Chaque semaine avec RetroNews, le site de presse de la BNF, retour sur une histoire de sport telle que l'a racontée la presse de l'époque. Aujourd'hui : Jules Ladoumègue.
Quelle star peut s’enorgueillir d’avoir rassemblé sur son seul nom 400 000 personnes sur les Champs-Elysées ? Quel athlète peut se vanter d’avoir détenu en même temps tous les records du monde sur ses distances de prédilection ? Jules Ladoumègue fut ce sportif, surdoué sur la cendrée puis adulé sur le macadam. Un destin singulier du sport français, qui divisa son époque, les années 20-30, qui le vit en piétineur des valeurs de Coubertin ou en pourfendeur des hypocrisies des olympiocrates. Lui ne demandait qu’à courir.

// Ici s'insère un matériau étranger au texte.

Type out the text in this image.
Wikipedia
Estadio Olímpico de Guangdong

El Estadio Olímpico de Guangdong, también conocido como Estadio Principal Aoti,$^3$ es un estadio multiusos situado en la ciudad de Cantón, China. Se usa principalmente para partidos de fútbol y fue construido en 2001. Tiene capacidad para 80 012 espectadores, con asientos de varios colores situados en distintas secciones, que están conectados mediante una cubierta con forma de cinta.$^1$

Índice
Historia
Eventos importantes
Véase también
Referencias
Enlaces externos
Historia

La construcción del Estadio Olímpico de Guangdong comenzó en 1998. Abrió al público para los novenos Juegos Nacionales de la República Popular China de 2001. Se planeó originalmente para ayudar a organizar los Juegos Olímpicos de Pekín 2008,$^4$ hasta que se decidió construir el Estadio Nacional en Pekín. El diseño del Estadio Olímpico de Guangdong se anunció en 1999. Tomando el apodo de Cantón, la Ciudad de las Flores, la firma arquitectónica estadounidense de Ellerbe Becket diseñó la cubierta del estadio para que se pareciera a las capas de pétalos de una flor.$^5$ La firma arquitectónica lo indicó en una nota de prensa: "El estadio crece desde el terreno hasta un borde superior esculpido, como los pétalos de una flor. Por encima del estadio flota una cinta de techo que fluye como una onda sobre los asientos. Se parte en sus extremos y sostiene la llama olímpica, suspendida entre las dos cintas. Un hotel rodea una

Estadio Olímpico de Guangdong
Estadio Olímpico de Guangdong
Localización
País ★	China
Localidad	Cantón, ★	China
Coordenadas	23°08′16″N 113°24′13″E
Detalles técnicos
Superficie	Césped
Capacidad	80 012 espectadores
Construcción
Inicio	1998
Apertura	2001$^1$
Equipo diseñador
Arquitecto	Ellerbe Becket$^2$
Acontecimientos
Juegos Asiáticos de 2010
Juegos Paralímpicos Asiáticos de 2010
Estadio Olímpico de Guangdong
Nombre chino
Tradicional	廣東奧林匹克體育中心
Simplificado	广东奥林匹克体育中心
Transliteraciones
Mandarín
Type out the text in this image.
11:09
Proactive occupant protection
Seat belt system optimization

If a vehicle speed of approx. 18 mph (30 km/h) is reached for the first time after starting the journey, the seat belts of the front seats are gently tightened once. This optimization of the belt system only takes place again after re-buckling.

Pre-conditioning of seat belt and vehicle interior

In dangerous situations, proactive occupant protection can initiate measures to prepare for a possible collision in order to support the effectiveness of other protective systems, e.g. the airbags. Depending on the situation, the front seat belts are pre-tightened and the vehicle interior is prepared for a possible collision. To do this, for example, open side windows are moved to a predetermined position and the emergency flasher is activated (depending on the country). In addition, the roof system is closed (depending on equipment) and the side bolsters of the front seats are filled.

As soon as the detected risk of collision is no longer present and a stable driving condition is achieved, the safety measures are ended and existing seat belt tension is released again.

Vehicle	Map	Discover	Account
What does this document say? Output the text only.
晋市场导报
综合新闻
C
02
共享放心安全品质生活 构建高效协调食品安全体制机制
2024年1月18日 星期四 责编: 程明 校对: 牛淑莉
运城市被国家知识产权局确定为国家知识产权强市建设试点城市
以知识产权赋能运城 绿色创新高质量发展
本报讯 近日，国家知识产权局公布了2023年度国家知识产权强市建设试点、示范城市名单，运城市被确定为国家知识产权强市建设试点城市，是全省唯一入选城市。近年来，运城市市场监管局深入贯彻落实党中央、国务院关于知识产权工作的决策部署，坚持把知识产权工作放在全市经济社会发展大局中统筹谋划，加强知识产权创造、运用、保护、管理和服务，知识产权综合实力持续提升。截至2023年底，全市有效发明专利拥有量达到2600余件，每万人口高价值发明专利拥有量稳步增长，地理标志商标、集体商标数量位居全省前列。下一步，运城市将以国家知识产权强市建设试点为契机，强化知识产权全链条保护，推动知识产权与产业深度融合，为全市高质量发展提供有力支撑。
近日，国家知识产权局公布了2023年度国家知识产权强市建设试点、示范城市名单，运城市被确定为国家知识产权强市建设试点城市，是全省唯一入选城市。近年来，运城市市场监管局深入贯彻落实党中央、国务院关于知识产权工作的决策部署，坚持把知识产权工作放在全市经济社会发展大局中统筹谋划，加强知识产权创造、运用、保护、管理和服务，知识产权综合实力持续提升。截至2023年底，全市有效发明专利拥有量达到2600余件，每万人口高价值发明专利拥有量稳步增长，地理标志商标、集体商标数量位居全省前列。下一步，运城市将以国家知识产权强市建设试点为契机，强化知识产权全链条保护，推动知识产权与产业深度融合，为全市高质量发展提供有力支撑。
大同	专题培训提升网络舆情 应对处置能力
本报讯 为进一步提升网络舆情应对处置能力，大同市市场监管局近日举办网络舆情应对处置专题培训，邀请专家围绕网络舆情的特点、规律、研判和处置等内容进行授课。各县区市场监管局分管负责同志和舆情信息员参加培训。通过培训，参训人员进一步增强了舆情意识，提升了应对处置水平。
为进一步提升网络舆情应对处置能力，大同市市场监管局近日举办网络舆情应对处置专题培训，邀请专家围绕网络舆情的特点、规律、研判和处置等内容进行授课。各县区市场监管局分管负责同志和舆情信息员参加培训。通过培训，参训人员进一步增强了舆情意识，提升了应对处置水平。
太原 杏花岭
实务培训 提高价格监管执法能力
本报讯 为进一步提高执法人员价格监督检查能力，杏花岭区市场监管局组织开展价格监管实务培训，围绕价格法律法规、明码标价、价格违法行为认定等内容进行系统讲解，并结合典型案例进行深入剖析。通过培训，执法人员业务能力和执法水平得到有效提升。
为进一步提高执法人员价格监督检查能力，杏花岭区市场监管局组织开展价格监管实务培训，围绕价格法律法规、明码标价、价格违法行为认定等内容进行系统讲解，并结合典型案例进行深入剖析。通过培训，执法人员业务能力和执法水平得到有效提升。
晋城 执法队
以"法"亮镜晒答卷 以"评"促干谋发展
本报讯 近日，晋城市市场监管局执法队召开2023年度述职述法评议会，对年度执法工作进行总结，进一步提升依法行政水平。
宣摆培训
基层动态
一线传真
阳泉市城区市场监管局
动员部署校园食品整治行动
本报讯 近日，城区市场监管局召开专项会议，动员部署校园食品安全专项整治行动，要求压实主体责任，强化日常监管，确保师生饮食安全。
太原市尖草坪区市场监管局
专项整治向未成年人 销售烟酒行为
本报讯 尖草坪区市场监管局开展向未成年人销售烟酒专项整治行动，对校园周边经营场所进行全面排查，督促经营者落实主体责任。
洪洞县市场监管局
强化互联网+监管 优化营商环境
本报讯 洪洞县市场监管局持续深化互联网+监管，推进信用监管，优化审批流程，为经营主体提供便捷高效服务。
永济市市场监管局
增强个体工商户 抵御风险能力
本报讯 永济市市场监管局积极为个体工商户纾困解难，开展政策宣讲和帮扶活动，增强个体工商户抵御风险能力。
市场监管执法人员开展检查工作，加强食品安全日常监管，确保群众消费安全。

1928. Jules Ladoumègue a 22 ans. Il s'est déjà affirmé comme un phénomène du demi-fond français et international. Sa foulée laisse les observateurs sans voix mais irrigue les mots d'André Obey dans l'Auto du 22 juin. «Nous assistons, chaque dimanche, aux travaux d'un athlète "légendaire", Jules Ladoumègue. Je ne sais pas si vous êtes comme moi mais ce type-là m'épate. […] Je l'ai vu le 10 juin à la cloche du 1500 mètres lâcher les Italiens et c'est peu dire "lâcher" : les laisser choir, les plaquer, les oublier ainsi qu'une 15 CV omet dans une côte, une 5 CV ébahie.» Aux forçats du triple tour de piste qui exposent leur souffrance il oppose son «extrême liberté, la solitude joviale de sa course, l'abondance de son effort, sa fraîcheur naïve, comme rougissante, à l'arrivée». Son talent s'exprime dans les derniers hectomètres. «On peut dire sans imprudence qu'un dernier tour de cette sorte est une arme redoutable qu'il emportera dans son carquois à Amsterdam.» Les JO se déroulent deux mois plus tard aux Pays-Bas. Qui peut y dominer Ladoumègue ? Le Finlandais Nurmi ? A moins que le Français ne soit son propre adversaire : «Que Ladoumègue soit l'un de ces rares athlètes qui courent plus contre eux-mêmes que contre l'adversaire, ça ne me paraît pas faire de doute», écrit l'Auto.
A un cheveu
Déception pourtant à Amsterdam. Il ne finit que deuxième d'un 1500 m dans lequel il afficha un peu trop de suffisance et trop peu de sens tactique. «Ladoumègue est peut-être passé à côté de la course de sa vie, à côté… à un cheveu…», écrit l'Intransigeant du 4 août. Dans les deux premiers tours, Ladoumègue fait l'essuie-glace dans le peloton, «essayant de se faufiler à la corde, d'abord, puis obligé de faire l'extérieur. Et déjà nous craignions quelque peu que cet effort prématuré n'usât notre homme. Lorsqu'à 200 mètres de l'arrivée, le Bordelais, littéralement s'envola. […] "Il a gagné" grommelaient certaines voix blanches. "Pas encore", murmurait la Sagesse.» Cette dernière aurait gagné au loto sportif. Le Finlandais «Larva, athlète courageux, volontaire et tenace s'est élancé à la conquête du terrain perdu et le reconquérait centimètre par centimètre. Dans un effort surhumain, à trois mètres du poteau, il rejoignait Ladoumègue, vivait encore sur son élan furieux et passait».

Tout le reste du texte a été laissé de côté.